Un’altra piccola riflessione che forse è stata trascurata: in questi ultimi giorni i listini delle borse europee sono in forte crescita, lo spread italiano e soprattutto quello spagnolo è in vertiginoso ribasso, nonostante tutti gli indicatori economici siano sempre più pessimistici.  Il fatto è dato dall’iniezione di centinaia di miliardi di carta moneta che il Giappone e gli USA hanno immesso in circolazione, senza una sostanziale contropartita patrimoniale, mirando sostanzialmente a controbilanciare il deprezzamento dell’euro che per loro è un aspetto negativo.  Spiego meglio: le condizioni di crisi economica dell’Europa sta facendo lievitare la quotazione dello Yen e del dollaro penalizzando così le loro esportazioni.  Dato che loro non sono così lenti a prendere i necessari rimedi, hanno escogitato questo rimedio, cioè l’immissione sul mercato di carta moneta che senza un sostanziale vero controvalore fa deprezzare quella corrente.    Questa carta moneta resasi disponibile sui mercati ha accelerato gli acquisti su tutti i listini, anche perché non saprebbero cosa farsene di questa che sostanzialmente è carta straccia. Quando questo flusso terminerà e ci si accorgerà di aver gonfiato il valore dei titoli azionari da fittizia “ricchezza” questi crolleranno vertiginosamente se non saranno adeguatamente supportati da una reale e concreta crescita economica che in parte sarà possibile ma non sarà sufficiente.
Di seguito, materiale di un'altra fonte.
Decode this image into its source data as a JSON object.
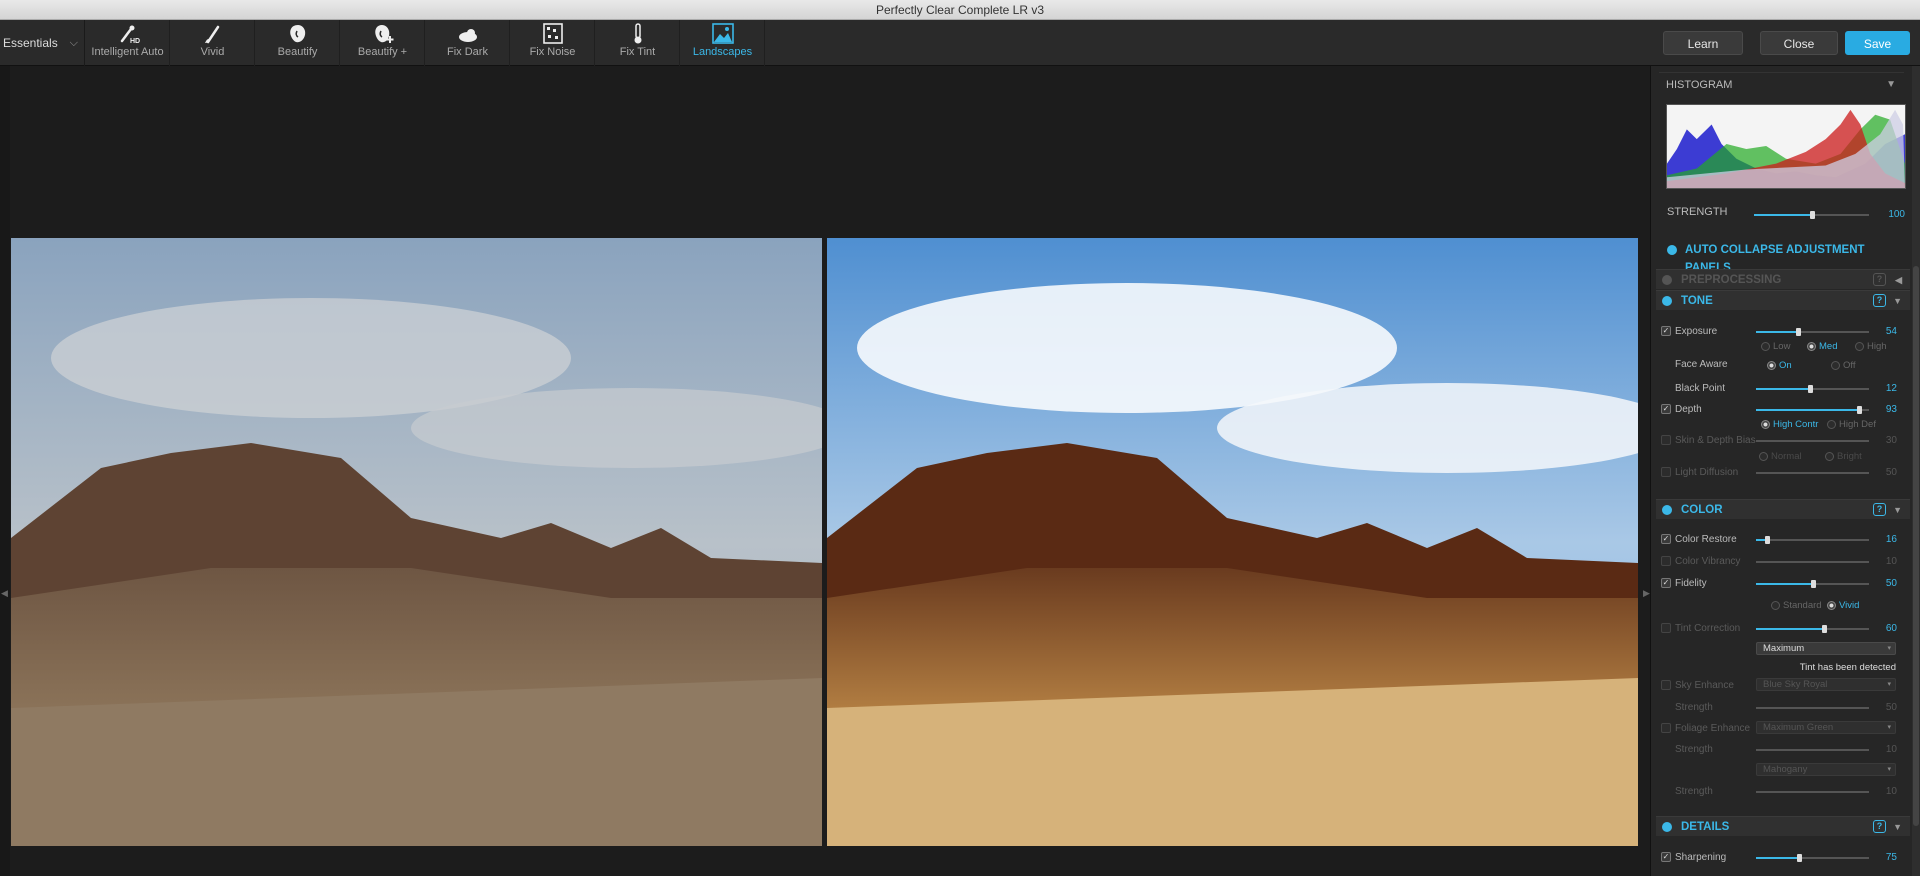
{
  "window": {
    "title": "Perfectly Clear Complete LR v3"
  },
  "toolbar": {
    "preset": "Essentials",
    "tools": [
      {
        "label": "Intelligent Auto",
        "icon": "wand-hd-icon"
      },
      {
        "label": "Vivid",
        "icon": "brush-icon"
      },
      {
        "label": "Beautify",
        "icon": "face-icon"
      },
      {
        "label": "Beautify +",
        "icon": "face-plus-icon"
      },
      {
        "label": "Fix Dark",
        "icon": "cloud-sun-icon"
      },
      {
        "label": "Fix Noise",
        "icon": "noise-grid-icon"
      },
      {
        "label": "Fix Tint",
        "icon": "thermometer-icon"
      },
      {
        "label": "Landscapes",
        "icon": "landscape-icon",
        "active": true
      }
    ],
    "learn": "Learn",
    "close": "Close",
    "save": "Save"
  },
  "colors": {
    "accent": "#3bb8e8",
    "panel": "#262626",
    "background": "#1c1c1c"
  },
  "panel": {
    "histogram": "HISTOGRAM",
    "strength": {
      "label": "STRENGTH",
      "value": "100",
      "level": 0.5
    },
    "auto_collapse": "AUTO COLLAPSE ADJUSTMENT PANELS",
    "preprocessing": "PREPROCESSING",
    "tone": {
      "title": "TONE",
      "exposure": {
        "label": "Exposure",
        "value": "54",
        "level": 0.37
      },
      "exposure_modes": [
        "Low",
        "Med",
        "High"
      ],
      "face_aware": {
        "label": "Face Aware",
        "on": "On",
        "off": "Off"
      },
      "black_point": {
        "label": "Black Point",
        "value": "12",
        "level": 0.48
      },
      "depth": {
        "label": "Depth",
        "value": "93",
        "level": 0.91
      },
      "depth_modes": [
        "High Contr",
        "High Def"
      ],
      "skin_depth": {
        "label": "Skin & Depth Bias",
        "value": "30",
        "level": 0.3
      },
      "skin_modes": [
        "Normal",
        "Bright"
      ],
      "light_diffusion": {
        "label": "Light Diffusion",
        "value": "50",
        "level": 0.5
      }
    },
    "color": {
      "title": "COLOR",
      "color_restore": {
        "label": "Color Restore",
        "value": "16",
        "level": 0.1
      },
      "color_vibrancy": {
        "label": "Color Vibrancy",
        "value": "10",
        "level": 0.1
      },
      "fidelity": {
        "label": "Fidelity",
        "value": "50",
        "level": 0.5
      },
      "fidelity_modes": [
        "Standard",
        "Vivid"
      ],
      "tint_correction": {
        "label": "Tint Correction",
        "value": "60",
        "level": 0.6
      },
      "tint_mode": "Maximum",
      "tint_note": "Tint has been detected",
      "sky_enhance": {
        "label": "Sky Enhance",
        "select": "Blue Sky Royal"
      },
      "sky_strength": {
        "label": "Strength",
        "value": "50",
        "level": 0.5
      },
      "foliage_enhance": {
        "label": "Foliage Enhance",
        "select": "Maximum Green"
      },
      "foliage_strength": {
        "label": "Strength",
        "value": "10",
        "level": 0.1
      },
      "third_select": "Mahogany",
      "third_strength": {
        "label": "Strength",
        "value": "10",
        "level": 0.1
      }
    },
    "details": {
      "title": "DETAILS",
      "sharpening": {
        "label": "Sharpening",
        "value": "75",
        "level": 0.38
      }
    }
  }
}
Ecco perché vista l’instabilità politica persistente nel nostro paese dopo il risultato elettorale, sarebbe stato più saggio andare subito alle elezioni anticipate.  Sarebbe stato meglio pagare subito una parte dello scotto dell’inerzia politica  che farsi poi veramente male nel dimostrare che questo nuovo governo non avendo avuto  le “palle” per stare in piedi ha permesso al sistema Italia di perdere  ulteriori 4 o 6 mesi.    

In tutto questo allegro contesto Enrico Letta dovrà tirar fuori la parte migliore di se,  che a onor del vero sin’ora non ci pare abbia dimostrato grandi virtù di virilità politica. Ovviamente nell’interesse della collettiva saremmo tutti felici di poter essere immediatamente smentiti, essendo tutti noi, dubbiosi e incerti, che sappia  essere all’altezza di una situazione che certamente non possiamo nascondere essere molto difficile e per certi versi drammatica. Buon Lavoro Enrico!